The Night Before

Summer kept right on going, way past the time the calendar said it was over, and in late October, when the moon got close to full, we drove up to the caves for a bonfire. The caves were on the skinny ridge at the top of the mountains that split the valley from the beach. Getting there was a bitch, getting there in the dark was something else, getting there in the dark on mushrooms was a new one for us. I say us but I hadn’t done any. Back at Bianca’s house, when they were getting passed around with the jar of peanut butter, I palmed a couple of stems and a cap and held them under my tongue for a little, the starchy earth taste thickening my bottom lip, until everyone was sinking dramatically back against futons and pillows, and I sidled to the bathroom and spit them into the toilet and flushed. When I thought about it days later—replaying that hot day and sour night, trying to isolate the bad spot, the rotten part peeling at the corners—that seemed like the first time I should have bowed out.
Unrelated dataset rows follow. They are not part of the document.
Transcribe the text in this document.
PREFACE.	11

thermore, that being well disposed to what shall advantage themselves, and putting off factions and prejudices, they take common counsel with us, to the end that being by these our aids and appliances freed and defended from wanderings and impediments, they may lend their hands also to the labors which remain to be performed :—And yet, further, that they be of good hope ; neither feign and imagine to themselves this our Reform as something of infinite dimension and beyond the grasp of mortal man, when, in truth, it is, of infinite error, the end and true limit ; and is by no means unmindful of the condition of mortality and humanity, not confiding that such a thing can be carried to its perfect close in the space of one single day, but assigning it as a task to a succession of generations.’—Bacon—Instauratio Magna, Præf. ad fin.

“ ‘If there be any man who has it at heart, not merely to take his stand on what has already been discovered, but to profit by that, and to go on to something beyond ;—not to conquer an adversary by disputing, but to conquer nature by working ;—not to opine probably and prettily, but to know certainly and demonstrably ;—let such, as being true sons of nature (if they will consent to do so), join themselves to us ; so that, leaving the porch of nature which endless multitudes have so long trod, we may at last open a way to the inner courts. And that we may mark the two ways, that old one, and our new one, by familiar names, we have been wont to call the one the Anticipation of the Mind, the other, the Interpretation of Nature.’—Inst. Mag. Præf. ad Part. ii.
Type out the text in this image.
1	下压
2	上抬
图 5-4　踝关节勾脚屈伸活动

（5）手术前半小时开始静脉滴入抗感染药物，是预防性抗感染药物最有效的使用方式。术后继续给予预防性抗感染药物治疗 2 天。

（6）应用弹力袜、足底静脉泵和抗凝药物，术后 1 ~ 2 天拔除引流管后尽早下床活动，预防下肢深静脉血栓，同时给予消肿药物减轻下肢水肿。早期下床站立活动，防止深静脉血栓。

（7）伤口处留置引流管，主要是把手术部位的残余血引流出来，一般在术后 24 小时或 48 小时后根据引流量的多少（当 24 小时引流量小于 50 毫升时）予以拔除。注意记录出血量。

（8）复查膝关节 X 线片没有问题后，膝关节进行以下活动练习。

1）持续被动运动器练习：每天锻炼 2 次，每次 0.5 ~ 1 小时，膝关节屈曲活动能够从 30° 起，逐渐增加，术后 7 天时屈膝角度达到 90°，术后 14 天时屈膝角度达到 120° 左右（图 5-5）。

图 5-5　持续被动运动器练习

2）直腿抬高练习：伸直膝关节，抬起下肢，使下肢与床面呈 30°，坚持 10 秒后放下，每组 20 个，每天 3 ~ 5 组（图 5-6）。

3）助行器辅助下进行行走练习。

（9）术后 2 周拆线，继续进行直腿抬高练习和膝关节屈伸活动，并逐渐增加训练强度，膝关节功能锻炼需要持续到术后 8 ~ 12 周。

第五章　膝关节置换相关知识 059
Taken the bus back home, spent the afternoon in front of crime shows with my mom. Watching the shriveled mushrooms spiral around the toilet bowl, flicking on the vanity lights to see my eyes spiderwebbed red from the furnace of the day: it was the first wrong-struck note in an off-key night. But of course all that shit only finds you afterward, when you get to beat up on yourself, and at the time I just felt, bone-deep, this again? and resigned myself to another night of everybody acting dumbstruck and infused with cosmic energy and me sulking because I was too uptight to join them.